HoD News - 18 June 2020

Head of Department Niels Haldrup

Dear colleagues,

The spring semester 2020 has been affected by the Covid-19 situation to an extreme degree. With a very short notice, we have been forced to change our on-site teaching to 100% online teaching. Virtual teaching and online meetings are surely going to become an important element of the way we will work and interact in the future. We need to evaluate our experiences to identify what worked, and what didn’t work. Aarhus BSS has already gathered a lot of information across education programmes in the form of course evaluations from the spring, which contain feedback regarding online teaching, and we also have an overwhelming amount of qualitative student feedback. It is important that we assess the experiences from both sides of the desk (or rather, the computer screen). Moving forward, we should strive for improving the online/blended learning format of teaching to develop quality online learning methods. Aarhus BSS is already in dialogue with CUL in order to prepare general advice, webinars etc. during the late summer to assist lecturers doing online teaching in the fall. Similarly, we should evaluate the exam formats and defences of Bachelor's projects/Master's theses that we have conducted this summer.

Teaching, Fall 2020
I have previously informed about the challenges regarding teaching schedules for the fall 2020. We have an extraordinary pressure on auditoriums and lecture rooms, and we do not know whether the distancing restrictions will discontinue (plan A) or continue (plan B).

In plan A, a significant number of courses will have an online or a blended learning format, and in plan B the amount of online teaching has to expand further and we will need to make plans for student groups’ attendance in onsite activities. The planners at BSS Studier are currently working hard to make schedules according to plan A. Unfortunately, the planning process is delayed due to the extraordinary situation, and hence the course schedules will be ready later than normally. It is expected that initial schedules will be available for quality control on 2 July. The final schedules will be made public on 10 July.

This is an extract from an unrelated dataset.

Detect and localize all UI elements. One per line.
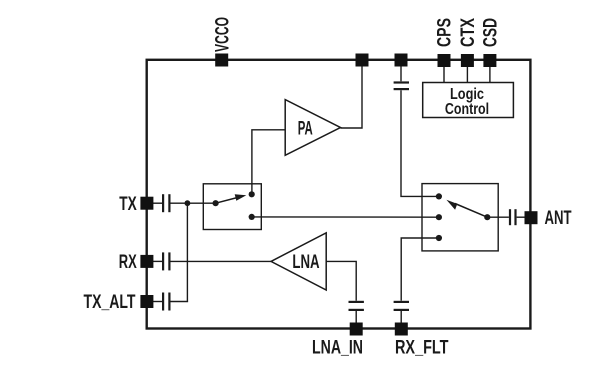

In collaboration with the directors of studies, the departments (ECON and MGMT) have suggested courses that potentially may take a full or partial (blended learning) online format. To the extent that we are informed by BSS Studier about the actual teaching format of individual courses, we will inform the lecturers as soon as we have that information. However, particularly for elective courses, we do not expect that we have an answer before 2 July.

A general principle about plan A is that we want as much teaching as possible to be on-site and with priority given to first-year students. Generally, we will attempt to make course schedules that ensure that the vast majority of all other students will have some activities on campus.

Section councils, Excelsior and hirings
Despite the corona circumstances the past months, the department management has worked with many other projects even though some of these have been delayed.

After the summer vacation, the department and its sections will be presented with a document that describes the establishment of section councils. This document, which includes a description of the organization and objectives of the section council work, has already been discussed at LSU and Departmental Forum meetings.

During the spring, we have also worked with setting up the Excelsior platform to handle the new norm system for recording teaching and administrative activities. Most input for individuals has now been recorded in Excelsior, and we expect the system to be available to all department members in the early fall.

During the spring, a number of openings at all levels (postdoc, assistant, associate, and full professor) have been filled. A list of new hires and promotions is included in this week’s ECON Newsletter. I would like to congratulate those of you who have been promoted and give a big welcome to our new colleagues. Some new colleagues have already arrived, and others will commence in their positions during the summer or later during the fall.

We have been recruiting heavily at the junior level this year. Around a dozen new colleagues will start in postdoc or assistant professor positions during 2020. Of these, only two are funded by the department; the rest are to a large extent funded by external grants, which indeed is very impressive. Thanks for your efforts to attract research funding. I am also glad to add that the new hires are going to improve the gender balance within the department significantly, particularly at the junior level.